When Katherine Anne Porter's short story "Old Mortality" opens, one of the characters, Miranda, is just eight years old. But she feels much older:
Maria and Miranda, aged twelve and eight years, knew they were young, though they felt they had lived a long time. They had lived not only their own years; but their memories, it seemed to them, began years before they were born, in the lives of the grown-ups around them, old people above forty, most of them, who had a way of insisting that they too had been young once.
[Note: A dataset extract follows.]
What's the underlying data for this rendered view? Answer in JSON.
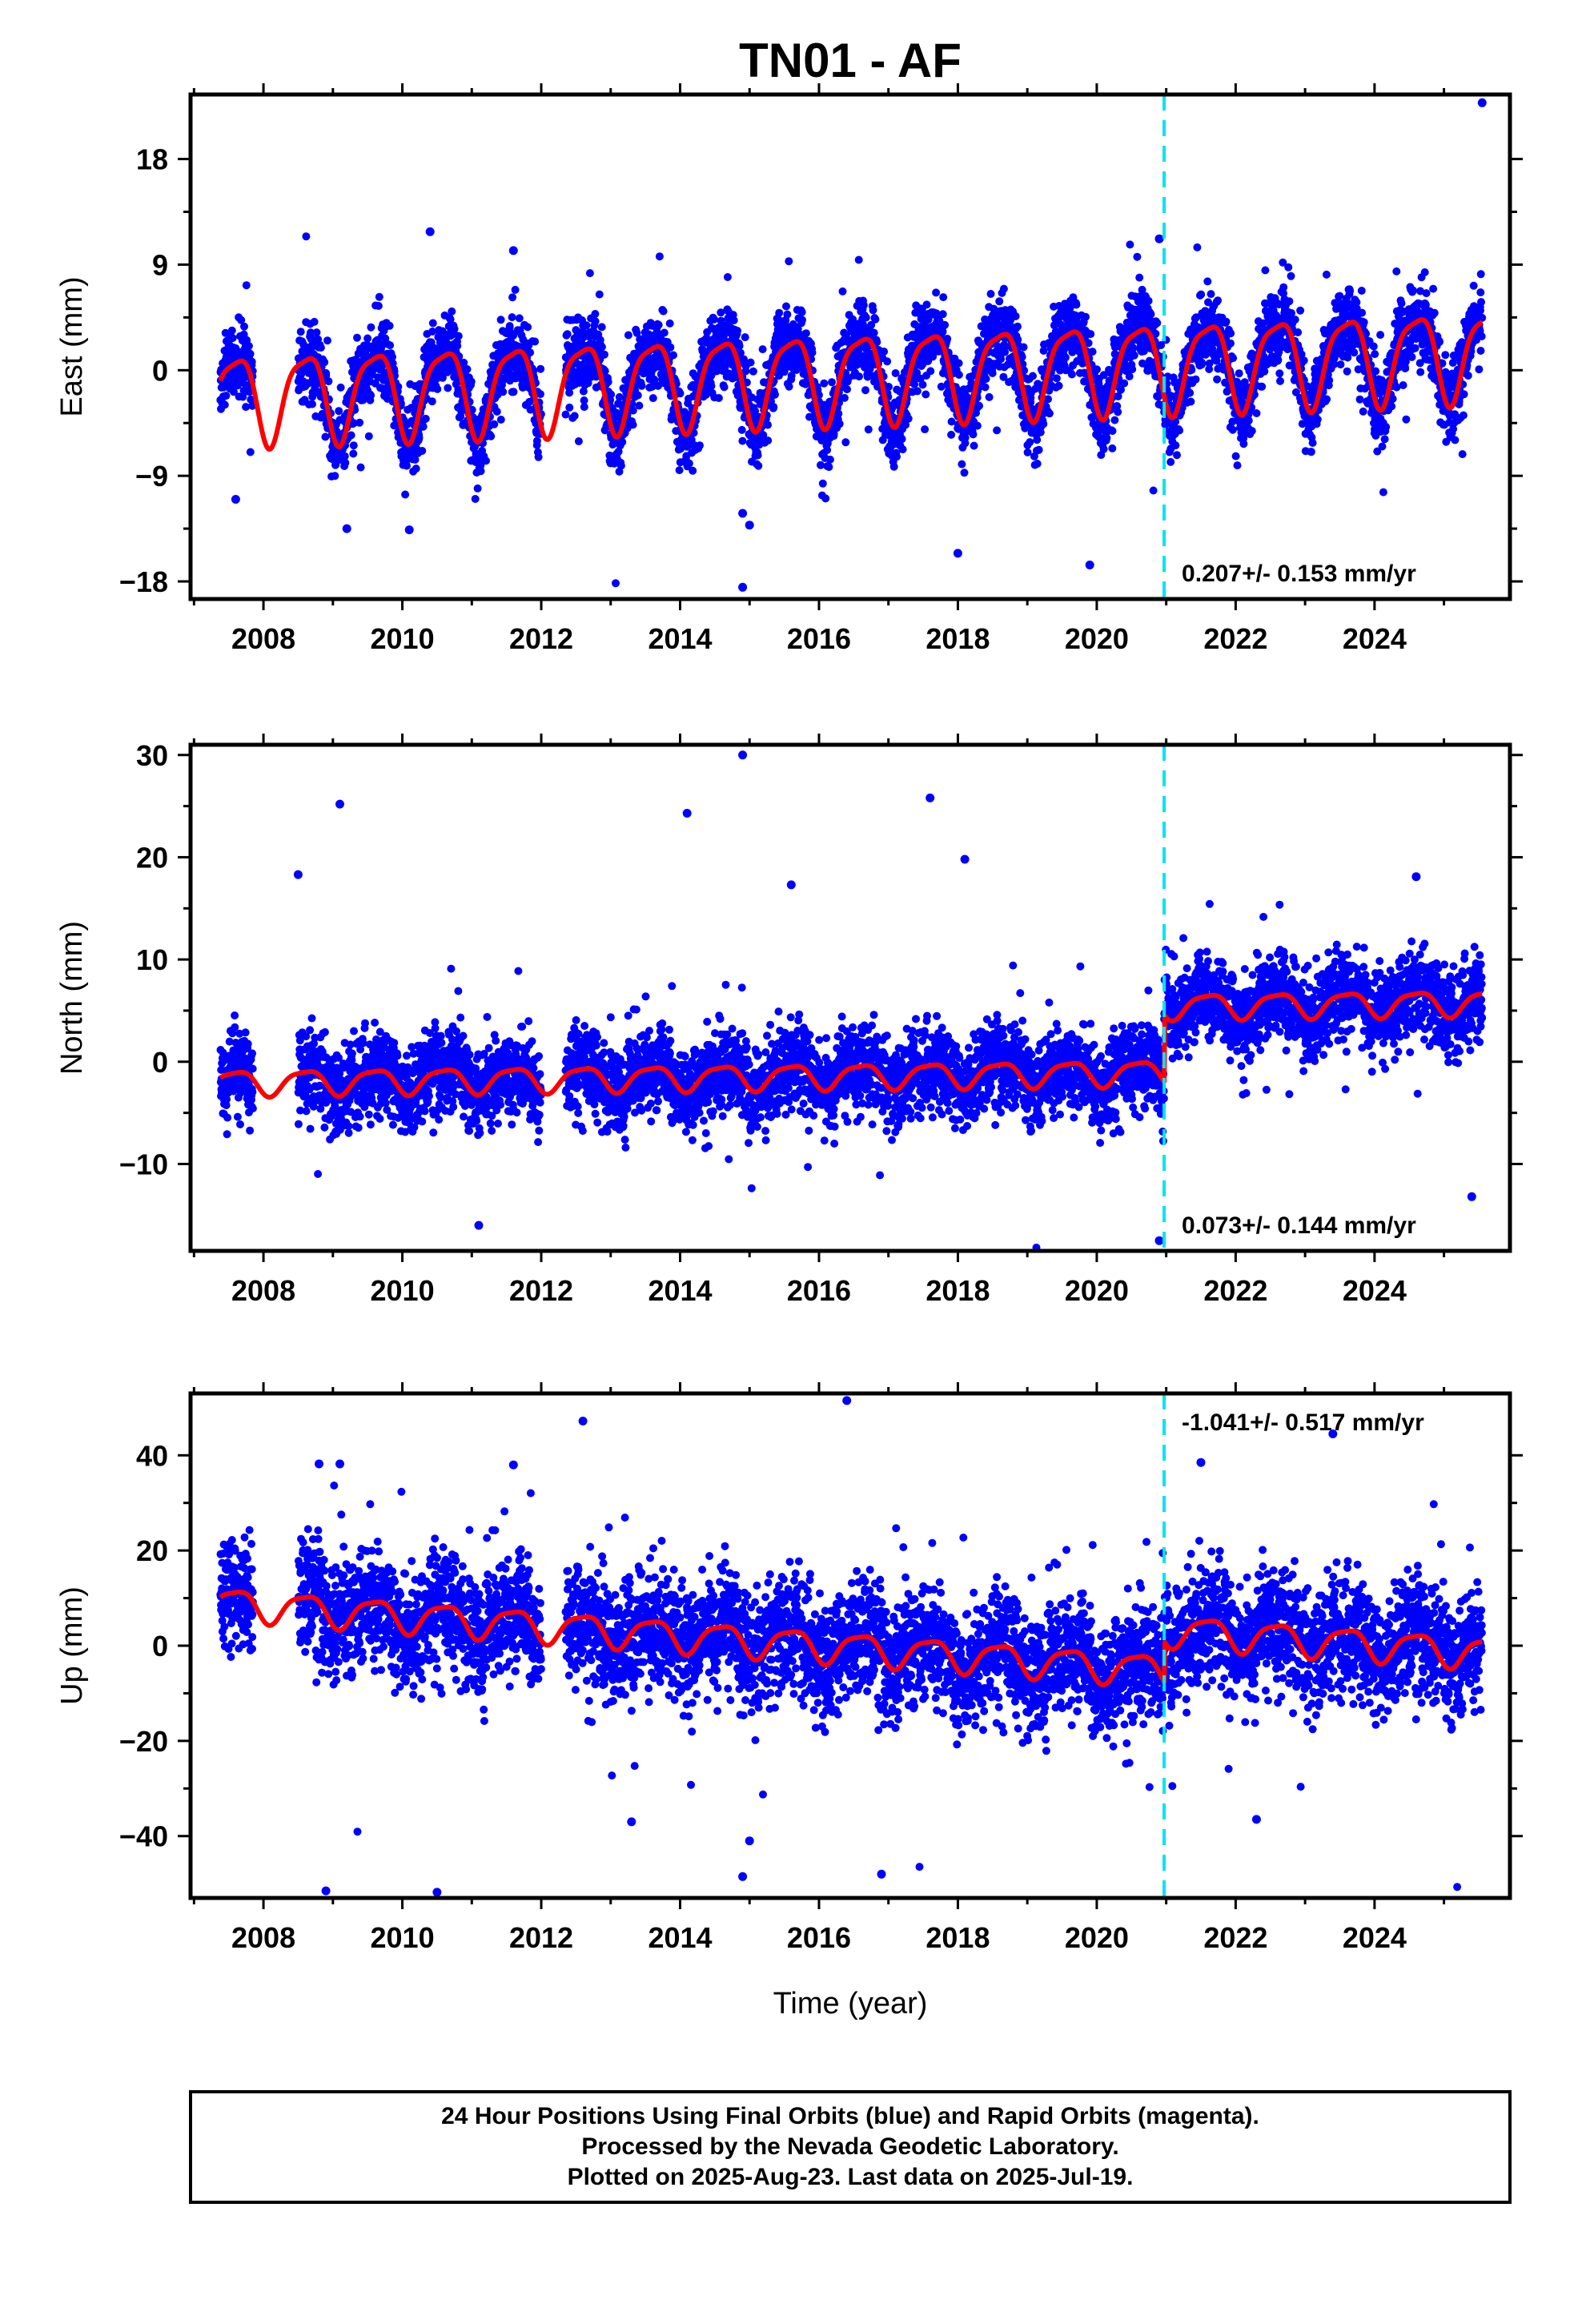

It was hard to believe.
Right off the bat, we can see that Miranda is mature beyond her years, that she is highly observant, and that she knows how to behave around adults.
We see these characteristics quite clearly in another scene, in which the two sisters watch their grandmother crying over old keepsakes during one of her periodic spells of sentimentality:
If Maria and Miranda were very quiet, and touched nothing until it was offered, they might sit by her at these times, or come and go. There was a tacit understanding that her grief was strictly her own, and must not be noticed or mentioned.
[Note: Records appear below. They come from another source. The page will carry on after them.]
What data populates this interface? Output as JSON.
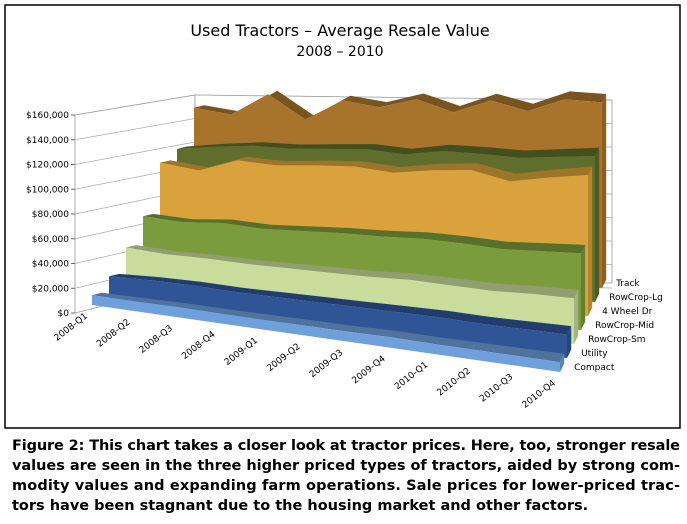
{
  "chart_data": {
    "type": "area3d",
    "title": "Used Tractors – Average Resale Value",
    "subtitle": "2008 – 2010",
    "categories": [
      "2008-Q1",
      "2008-Q2",
      "2008-Q3",
      "2008-Q4",
      "2009-Q1",
      "2009-Q2",
      "2009-Q3",
      "2009-Q4",
      "2010-Q1",
      "2010-Q2",
      "2010-Q3",
      "2010-Q4"
    ],
    "series": [
      {
        "name": "Track",
        "color": "#a8742c",
        "values": [
          140000,
          135000,
          152000,
          132000,
          148000,
          143000,
          150000,
          140000,
          150000,
          142000,
          152000,
          150000
        ]
      },
      {
        "name": "RowCrop-Lg",
        "color": "#5f6e2c",
        "values": [
          110000,
          113000,
          115000,
          114000,
          115000,
          116000,
          113000,
          117000,
          116000,
          114000,
          116000,
          118000
        ]
      },
      {
        "name": "4 Wheel Dr",
        "color": "#d9a23c",
        "values": [
          102000,
          98000,
          108000,
          106000,
          108000,
          109000,
          106000,
          110000,
          112000,
          105000,
          110000,
          114000
        ]
      },
      {
        "name": "RowCrop-Mid",
        "color": "#7a9c3c",
        "values": [
          62000,
          60000,
          62000,
          60000,
          61000,
          62000,
          62000,
          63000,
          62000,
          60000,
          61000,
          62000
        ]
      },
      {
        "name": "RowCrop-Sm",
        "color": "#c8dd9c",
        "values": [
          40000,
          38000,
          38000,
          37000,
          37000,
          37000,
          37000,
          38000,
          37000,
          36000,
          37000,
          37000
        ]
      },
      {
        "name": "Utility",
        "color": "#2f5597",
        "values": [
          20000,
          21000,
          21000,
          20000,
          20000,
          20000,
          20000,
          20000,
          20000,
          19000,
          19000,
          19000
        ]
      },
      {
        "name": "Compact",
        "color": "#6fa0dc",
        "values": [
          8000,
          8000,
          8500,
          8000,
          8000,
          8000,
          8000,
          8500,
          8000,
          8000,
          8000,
          8000
        ]
      }
    ],
    "ylim": [
      0,
      160000
    ],
    "yticks": [
      {
        "value": 0,
        "label": "$0"
      },
      {
        "value": 20000,
        "label": "$20,000"
      },
      {
        "value": 40000,
        "label": "$40,000"
      },
      {
        "value": 60000,
        "label": "$60,000"
      },
      {
        "value": 80000,
        "label": "$80,000"
      },
      {
        "value": 100000,
        "label": "$100,000"
      },
      {
        "value": 120000,
        "label": "$120,000"
      },
      {
        "value": 140000,
        "label": "$140,000"
      },
      {
        "value": 160000,
        "label": "$160,000"
      }
    ],
    "grid": true,
    "caption": [
      "Figure 2: This chart takes a closer look at tractor prices. Here, too, stronger resale",
      "values are seen in the three higher priced types of tractors, aided by strong com-",
      "modity values and expanding farm operations. Sale prices for lower-priced trac-",
      "tors have been stagnant due to the housing market and other factors."
    ]
  }
}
We also see that Miranda aspires to great beauty, and that she is concerned with outward image:
Miranda persisted through her childhood in believing, in spite of her smallness, thinness, her little snubby nose saddled with freckles, her speckled gray eyes and habitual tantrums, that by some miracle she would grow into a tall, cream-colored brunette, like Cousin Isabel; she decided always to wear a trailing white satin gown.
Later, when she's a bit older, Miranda is an avid reader:
During vacation on their grandmother’s farm, Maria and Miranda, who read as naturally and constantly as ponies crop grass...
And we learn that she's ambitious:
Her hope of being a beauty died hard, until the notion of being a jockey came suddenly and filled all her thoughts. Quietly, blissfully, at night before she slept, and too often in the daytime when she should have been studying, she planned her career as a jockey. It was dim in detail, but brilliant at the right distance.
Again and again, we'll see examples of how detail-oriented Miranda is, and how much she pays attention to things that might escape others' notice:
The jockeys sat bowed and relaxed, their faces calm, moving a little at the waist with the movement of their horses. Miranda noted this for future use; that was the way you came in from a race, easy and quiet, whether you had won or lost.